Его болезнь имеет множество лиц. Одно хуже другого. Первый демон из коробки — это стадия маниакального неистовства. На деле проявляется так же скверно, как и звучит. Было время, когда я зависела от него. То были хорошие времена. Я чувствовала себя такой защищенной. Теперь он другой, и кто-то должен склеить его личность из бессвязных обрывков речи, рваных движений и приступов буйного помешательства. Не уверена, что смогу.
Митчелл разносит всё вокруг, а в процессе калечит себя. Нельзя оставлять его одного, но мне пришлось. Я несусь домой со всех ног, перебирая в голове ужасные варианты того, что он мог с собой сотворить.
Переступаю порог, пытаясь успокоить отчаянно колотящееся сердце. Ноги не слушаются. Прогулка по минному полю. Танец с безумцем. Всё разом?
Дверь в чертову комнату открыта. Я шепчу молитву, поминутно забывая слова. Что-то с визгом хрустит под подошвами. Пол усеян осколками зеркала. Одни мелкие, как крошка, а в других я вижу свое бледное трясущееся отражение.
Зеркальный шкаф разнесен вдребезги. Вещи сорваны с вешалок и валяются на полу. Все выглядит так, словно здесь была драка. Впрочем, так оно и есть. Митчелл борется с собой, круша все, что попадается на пути. Страшно ли мне попасть под горячую руку? Нет, я этого не боюсь. Но мне жутко оттого, что его животная сущность затмевает того Митчелла, которого я полюбила.
Вчера я спрятала все ножи в корзине с грязным бельем. Точно знаю, что он может фатально себе навредить. Жутко всё, но неизвестность хуже всего. Я могу потерять Митчелла в любой момент. Никогда не видела его таким хрупким и уязвимым.
Всё произошло так быстро. Сменилось по щелчку пальцев. Еще неделю назад мы были счастливы. Мне казалось, я смогла его излечить. Как же это было глупо и наивно! Никогда раньше я не сталкивалась с расстройствами психики. И даже близко не представляла, насколько это страшно. С недугами тела можно бороться. Ведь человек остается прежним. Да, у него может испортиться характер, но в целом не он станет совсем чужим. Ментальные же проблемы крадут человека и у себя, и у близких. Каждый день я стараюсь разглядеть прежнего Митчелла. Хоть что-нибудь. Какую-нибудь мелочь. Взгляд. Жест. Тон голоса. С каждым днем зацепок все меньше.

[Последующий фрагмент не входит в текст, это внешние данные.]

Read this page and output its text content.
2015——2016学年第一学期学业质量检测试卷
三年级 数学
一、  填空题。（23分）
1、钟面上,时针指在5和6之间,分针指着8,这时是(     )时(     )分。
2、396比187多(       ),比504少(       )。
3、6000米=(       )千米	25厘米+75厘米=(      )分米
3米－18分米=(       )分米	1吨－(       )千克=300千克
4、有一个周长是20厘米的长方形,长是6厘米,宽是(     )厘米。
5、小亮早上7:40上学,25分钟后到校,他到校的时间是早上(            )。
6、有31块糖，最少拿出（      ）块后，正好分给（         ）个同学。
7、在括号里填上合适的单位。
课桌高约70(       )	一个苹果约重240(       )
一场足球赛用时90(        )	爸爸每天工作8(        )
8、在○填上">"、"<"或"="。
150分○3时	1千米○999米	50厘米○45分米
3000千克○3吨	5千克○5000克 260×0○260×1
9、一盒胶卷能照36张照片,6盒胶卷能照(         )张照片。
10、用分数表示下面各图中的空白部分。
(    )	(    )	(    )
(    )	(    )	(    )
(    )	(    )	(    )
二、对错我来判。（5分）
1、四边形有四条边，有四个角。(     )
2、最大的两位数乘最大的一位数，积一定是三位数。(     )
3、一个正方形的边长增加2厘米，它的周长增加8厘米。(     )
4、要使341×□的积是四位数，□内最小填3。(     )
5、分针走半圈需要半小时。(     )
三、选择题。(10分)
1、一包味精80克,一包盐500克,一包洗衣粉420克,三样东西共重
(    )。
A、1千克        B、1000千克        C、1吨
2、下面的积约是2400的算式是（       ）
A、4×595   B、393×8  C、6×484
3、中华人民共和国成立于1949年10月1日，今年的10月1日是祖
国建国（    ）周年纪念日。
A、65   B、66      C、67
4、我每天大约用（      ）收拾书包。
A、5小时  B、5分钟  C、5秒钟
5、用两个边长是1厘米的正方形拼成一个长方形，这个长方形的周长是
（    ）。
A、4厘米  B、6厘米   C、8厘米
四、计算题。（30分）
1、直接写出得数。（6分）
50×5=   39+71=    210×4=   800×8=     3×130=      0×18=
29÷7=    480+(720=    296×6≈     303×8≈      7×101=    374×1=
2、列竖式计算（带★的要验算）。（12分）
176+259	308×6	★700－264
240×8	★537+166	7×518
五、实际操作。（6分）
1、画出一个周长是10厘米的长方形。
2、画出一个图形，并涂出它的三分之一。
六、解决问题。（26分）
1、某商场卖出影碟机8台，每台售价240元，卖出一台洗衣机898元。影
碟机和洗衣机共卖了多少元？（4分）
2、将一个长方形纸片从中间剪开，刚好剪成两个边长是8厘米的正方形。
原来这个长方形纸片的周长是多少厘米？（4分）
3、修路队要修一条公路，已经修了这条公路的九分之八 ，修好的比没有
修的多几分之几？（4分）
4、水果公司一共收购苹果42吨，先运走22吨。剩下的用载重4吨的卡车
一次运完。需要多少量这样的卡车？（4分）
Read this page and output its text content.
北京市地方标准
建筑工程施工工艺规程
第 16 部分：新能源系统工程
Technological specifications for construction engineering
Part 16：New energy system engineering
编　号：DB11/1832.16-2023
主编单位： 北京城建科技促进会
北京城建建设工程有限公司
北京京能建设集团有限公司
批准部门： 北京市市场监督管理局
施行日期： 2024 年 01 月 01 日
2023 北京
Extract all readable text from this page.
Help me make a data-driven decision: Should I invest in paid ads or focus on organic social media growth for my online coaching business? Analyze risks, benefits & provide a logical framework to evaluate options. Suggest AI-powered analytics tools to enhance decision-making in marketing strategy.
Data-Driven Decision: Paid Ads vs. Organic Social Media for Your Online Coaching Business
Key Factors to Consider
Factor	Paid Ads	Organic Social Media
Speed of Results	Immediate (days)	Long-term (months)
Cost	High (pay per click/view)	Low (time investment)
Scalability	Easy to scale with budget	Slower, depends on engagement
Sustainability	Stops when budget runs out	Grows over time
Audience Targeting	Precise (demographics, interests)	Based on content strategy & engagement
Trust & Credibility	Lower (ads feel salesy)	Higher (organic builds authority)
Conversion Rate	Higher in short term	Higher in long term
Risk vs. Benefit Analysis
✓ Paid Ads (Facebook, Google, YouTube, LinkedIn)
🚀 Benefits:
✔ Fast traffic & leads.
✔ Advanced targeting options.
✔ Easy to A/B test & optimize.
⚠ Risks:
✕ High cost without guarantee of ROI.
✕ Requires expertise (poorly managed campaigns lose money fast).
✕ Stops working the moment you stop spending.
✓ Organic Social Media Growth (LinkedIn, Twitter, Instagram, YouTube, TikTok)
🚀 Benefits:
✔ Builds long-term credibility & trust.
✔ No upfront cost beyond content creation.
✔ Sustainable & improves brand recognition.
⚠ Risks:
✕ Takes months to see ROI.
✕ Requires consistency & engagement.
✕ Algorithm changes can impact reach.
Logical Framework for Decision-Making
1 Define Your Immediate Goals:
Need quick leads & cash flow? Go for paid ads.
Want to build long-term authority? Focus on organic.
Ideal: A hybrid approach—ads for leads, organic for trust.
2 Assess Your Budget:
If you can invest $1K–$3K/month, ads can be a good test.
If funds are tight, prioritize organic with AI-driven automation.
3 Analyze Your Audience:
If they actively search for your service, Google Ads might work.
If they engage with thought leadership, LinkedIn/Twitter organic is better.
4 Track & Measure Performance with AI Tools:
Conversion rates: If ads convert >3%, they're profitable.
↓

Медленно ступаю по осколкам. Так и сердце мое хрустит, разбитое на мелкие кусочки. Митчелл делает это каждый день, а я собираю то, что осталось. Этот процесс бесконечен. Нет ни выходных, ни передышек.
Дверь в подсобку приоткрыта. Липкий пот струится по спине, а сердце так колотится, что мешает дышать. Что меня там ждет? Пусть будет все что угодно, только бы он был жив.
Митчелл сидит на полу, опершись затылком о ножку стола. Из одежды на нем только нижнее белье. В окровавленных пальцах зажата опасная бритва, лезвие которой всё в бордовых сгустках. В воздухе тяжелый запах крови. Меня почти парализует.
Руки от локтей до запястий покрыты длинными тонкими порезами, которые сливаются в один чудовищный узор. Некоторые уже схватились сукровичной корочкой, другие кровоточат. Тонкие тягучие струйки стекают на пол и застывают на кафельной плитке кусочками сырой печенки. Нашинковал себя бритвой.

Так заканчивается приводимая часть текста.